Retazos en blanco y negro.




Algunos recuerdos no son personas, algunos recuerdos son fotos, retazos en blanco y negro. Algunos recuerdos llegan en forma de sonidos, música y objetos, de olores y aromas, de sabores o el tacto cálido de una mano, de una mirada, de un susurro o de un beso.
Hoy, al pasar junto a la fuente y escuchar el sonido del agua correr recordé esa tarde. Tardes de juegos, tardes de risas, tardes de despedidas. 
Era festivo, creo, o puede que simplemente estuviéramos en ese lugar como tantas otras veces. La plaza con su fuente era un lugar de encuentro. Recuerdo a Juán de pie frente al resto, contando multitud de anécdotas divertidas, era algo que se le daba bien, no creo que todas fueran reales, y aunque todos lo sabíamos a nadie le importaba, lo pasábamos genial con él. Cláudio a punto estuvo de caer al agua, era un poco patoso y con su obesidad se caía con facilidad, hoy en día está irreconocible, está tan delgado que parece enfermo.

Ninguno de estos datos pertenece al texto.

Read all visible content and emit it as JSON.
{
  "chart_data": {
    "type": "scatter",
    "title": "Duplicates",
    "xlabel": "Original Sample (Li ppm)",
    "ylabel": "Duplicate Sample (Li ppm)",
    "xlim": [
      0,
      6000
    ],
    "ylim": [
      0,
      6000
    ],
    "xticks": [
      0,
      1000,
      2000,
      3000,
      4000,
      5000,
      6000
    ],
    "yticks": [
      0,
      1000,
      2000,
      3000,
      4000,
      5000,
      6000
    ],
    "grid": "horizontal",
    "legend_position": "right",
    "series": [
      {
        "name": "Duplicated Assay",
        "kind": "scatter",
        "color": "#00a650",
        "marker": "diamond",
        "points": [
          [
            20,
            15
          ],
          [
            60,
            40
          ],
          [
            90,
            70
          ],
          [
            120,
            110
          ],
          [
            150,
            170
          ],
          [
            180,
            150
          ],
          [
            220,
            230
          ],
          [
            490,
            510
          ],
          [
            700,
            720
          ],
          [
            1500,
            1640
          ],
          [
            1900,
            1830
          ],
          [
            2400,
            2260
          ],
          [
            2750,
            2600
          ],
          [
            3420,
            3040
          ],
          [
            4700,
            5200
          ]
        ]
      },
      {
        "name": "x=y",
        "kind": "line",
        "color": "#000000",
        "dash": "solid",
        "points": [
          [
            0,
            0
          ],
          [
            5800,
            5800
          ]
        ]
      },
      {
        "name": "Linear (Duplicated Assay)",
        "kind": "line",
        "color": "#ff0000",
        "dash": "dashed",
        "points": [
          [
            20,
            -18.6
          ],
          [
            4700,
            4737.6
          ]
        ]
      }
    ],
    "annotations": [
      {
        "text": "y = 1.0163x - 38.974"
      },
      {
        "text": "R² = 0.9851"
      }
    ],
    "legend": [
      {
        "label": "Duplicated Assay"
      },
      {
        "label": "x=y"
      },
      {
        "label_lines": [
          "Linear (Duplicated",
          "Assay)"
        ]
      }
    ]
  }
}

Recuerdo a Clarisa reír con las ocurrencias de Juán. Esa risa de la que estaba enamorado. Su cuerpo comenzaba a adquirir las curvas y proporciones de una mujer, nosotros en cambio no éramos más que un trío de críos de los que una mujercita como ella no se fijaría. La había visto tontear con Carlos, un chaval dos cursos por encima nuestro, algo que me reconcomía por dentro, que sin embargo no quería que nadie se enterara. Cuando la veía reírse algo dentro de mi pecho peleaba por salir. La miraba absorto, todo a mi alrededor desaparecía, una imagen en cámara lenta.

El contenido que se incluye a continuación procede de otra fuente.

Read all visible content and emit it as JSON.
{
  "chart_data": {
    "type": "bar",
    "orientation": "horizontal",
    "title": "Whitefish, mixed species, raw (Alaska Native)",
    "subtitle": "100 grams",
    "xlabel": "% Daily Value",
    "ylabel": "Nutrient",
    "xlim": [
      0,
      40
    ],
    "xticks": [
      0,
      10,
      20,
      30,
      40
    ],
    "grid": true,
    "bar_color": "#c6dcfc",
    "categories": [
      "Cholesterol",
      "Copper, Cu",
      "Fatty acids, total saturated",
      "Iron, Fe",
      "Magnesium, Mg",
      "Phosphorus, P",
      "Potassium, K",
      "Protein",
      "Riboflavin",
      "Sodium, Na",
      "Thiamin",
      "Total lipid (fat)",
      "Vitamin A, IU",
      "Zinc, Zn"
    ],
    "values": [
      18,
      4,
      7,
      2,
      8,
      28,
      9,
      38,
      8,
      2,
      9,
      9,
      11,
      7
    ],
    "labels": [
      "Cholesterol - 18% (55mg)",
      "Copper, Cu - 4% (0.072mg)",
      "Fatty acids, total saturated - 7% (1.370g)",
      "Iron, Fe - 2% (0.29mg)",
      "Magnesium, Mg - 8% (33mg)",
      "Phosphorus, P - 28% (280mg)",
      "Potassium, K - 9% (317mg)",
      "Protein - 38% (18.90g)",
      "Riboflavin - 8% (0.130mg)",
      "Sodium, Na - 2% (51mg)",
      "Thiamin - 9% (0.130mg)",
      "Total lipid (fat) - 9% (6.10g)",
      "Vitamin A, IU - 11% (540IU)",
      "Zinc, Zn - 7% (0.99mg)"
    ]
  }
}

En ese momento escuchamos la sirena de la policía; una moto con dos ocupantes venía lanzada y un coche patrulla los perseguía: el que iba de paquete portaba una escopeta recortada con la que disparaba a la pasma y desde el coche patrulla un policía asomaba por la puerta disparando a las ruedas de la moto, sin mucho éxito.

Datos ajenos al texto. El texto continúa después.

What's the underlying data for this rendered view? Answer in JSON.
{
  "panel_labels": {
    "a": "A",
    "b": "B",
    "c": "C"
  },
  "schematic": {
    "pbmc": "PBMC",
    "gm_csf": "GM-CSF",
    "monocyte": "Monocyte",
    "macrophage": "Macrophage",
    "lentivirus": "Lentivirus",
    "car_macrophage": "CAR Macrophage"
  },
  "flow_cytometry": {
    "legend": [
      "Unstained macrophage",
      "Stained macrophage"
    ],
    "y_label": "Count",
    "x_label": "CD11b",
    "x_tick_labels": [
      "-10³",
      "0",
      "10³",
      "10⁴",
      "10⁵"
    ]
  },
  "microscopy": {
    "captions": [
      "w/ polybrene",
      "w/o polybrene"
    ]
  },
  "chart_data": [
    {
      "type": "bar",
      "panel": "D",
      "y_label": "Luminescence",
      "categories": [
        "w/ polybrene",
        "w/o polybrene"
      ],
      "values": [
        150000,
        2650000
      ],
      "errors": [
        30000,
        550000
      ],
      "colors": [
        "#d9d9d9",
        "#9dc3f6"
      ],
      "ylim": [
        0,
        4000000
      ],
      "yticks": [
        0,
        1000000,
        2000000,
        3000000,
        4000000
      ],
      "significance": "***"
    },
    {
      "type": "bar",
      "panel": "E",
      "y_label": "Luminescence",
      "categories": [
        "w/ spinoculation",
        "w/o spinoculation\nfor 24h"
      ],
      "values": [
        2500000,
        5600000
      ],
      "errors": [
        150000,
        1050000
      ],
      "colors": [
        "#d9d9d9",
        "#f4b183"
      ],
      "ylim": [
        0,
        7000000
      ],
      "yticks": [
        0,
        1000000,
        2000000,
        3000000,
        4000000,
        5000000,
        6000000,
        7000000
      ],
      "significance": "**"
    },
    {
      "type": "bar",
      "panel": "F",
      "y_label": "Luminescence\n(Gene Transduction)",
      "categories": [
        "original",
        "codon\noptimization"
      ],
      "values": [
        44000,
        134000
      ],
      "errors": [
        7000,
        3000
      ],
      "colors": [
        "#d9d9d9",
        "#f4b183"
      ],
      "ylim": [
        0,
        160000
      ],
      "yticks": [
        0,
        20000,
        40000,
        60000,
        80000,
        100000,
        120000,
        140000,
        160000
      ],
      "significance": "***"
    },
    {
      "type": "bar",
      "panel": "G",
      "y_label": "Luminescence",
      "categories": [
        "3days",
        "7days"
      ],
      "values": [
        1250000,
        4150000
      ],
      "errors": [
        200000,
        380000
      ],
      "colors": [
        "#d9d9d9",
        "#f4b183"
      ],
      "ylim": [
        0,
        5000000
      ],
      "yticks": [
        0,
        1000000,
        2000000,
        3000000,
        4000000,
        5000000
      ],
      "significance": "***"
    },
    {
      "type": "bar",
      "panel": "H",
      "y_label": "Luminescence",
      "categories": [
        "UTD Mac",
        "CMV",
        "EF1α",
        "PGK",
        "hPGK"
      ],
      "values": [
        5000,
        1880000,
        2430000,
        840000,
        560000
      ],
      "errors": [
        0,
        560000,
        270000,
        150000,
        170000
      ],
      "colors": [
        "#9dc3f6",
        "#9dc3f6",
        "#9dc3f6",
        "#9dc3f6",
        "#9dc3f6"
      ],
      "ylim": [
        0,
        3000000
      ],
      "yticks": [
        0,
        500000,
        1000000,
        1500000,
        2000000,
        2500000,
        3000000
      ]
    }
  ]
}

Al pasar a nuestro lado, Clarisa salió tras ellos insultando a la policía. Nos dimos cuenta que llevaba la recortada era su hermano, todos sabíamos de su afición al Caballo y los atracos.
En la iglesia dieron los tres cuartos, todos las escuchamos. 
Clarisa regresaba llorando e insultando a la policía. Le pregunté si estaba bien. No contestó, y en ese momento me pareció la pregunta más estúpida que podía haberle hecho, estaba claro que no estaba bien.
—Mi hermano es un buen tío. Es el puto caballo, y la pasma la tiene tomada con él, seguro que no ha hecho nada—. Todos asentimos, aunque por dentro sabíamos que era alguien del que no te podías fiar. Hace un par de semanas que vi su careto en el periódico. Asalto a mano armada en una farmacia. Era él, aunque han pasado muchos años lo reconocí. Creo que lleva más años de su vida entre rejas que fuera de ellas.
En el bar de enfrente, la máquina de tocadiscos, reproducía los inconfundibles acordes de la guitarra de Carlos Santana con: «Black magic woman».
En ese momento hizo acto de aparición Carlos, el chaval que le echaba fichas. Venía de remar, era remero en una trainera y aunque hacía frío, iba en camisa de tiras enseñando músculo, algo de lo que nosotros carecíamos. Saludó a Clarisa y encendió un cigarro.
—¿Has oído lo del atraco? —Le dijo—. ¿Qué haces con estos críos? —Nos señaló levantando la barbilla— ¿Vienes?
Los vimos alejarse. Sentí un vacío en mi interior, como si me hubieran arrancado parte de mí. Juán me agarró por los hombros. 
—Vamos, tío. Deja que se largue.
—¡Sí! —Reafirmó, Claudio—. Que se vaya con ese.
Creo que, de alguna forma, todos perdimos algo ese día.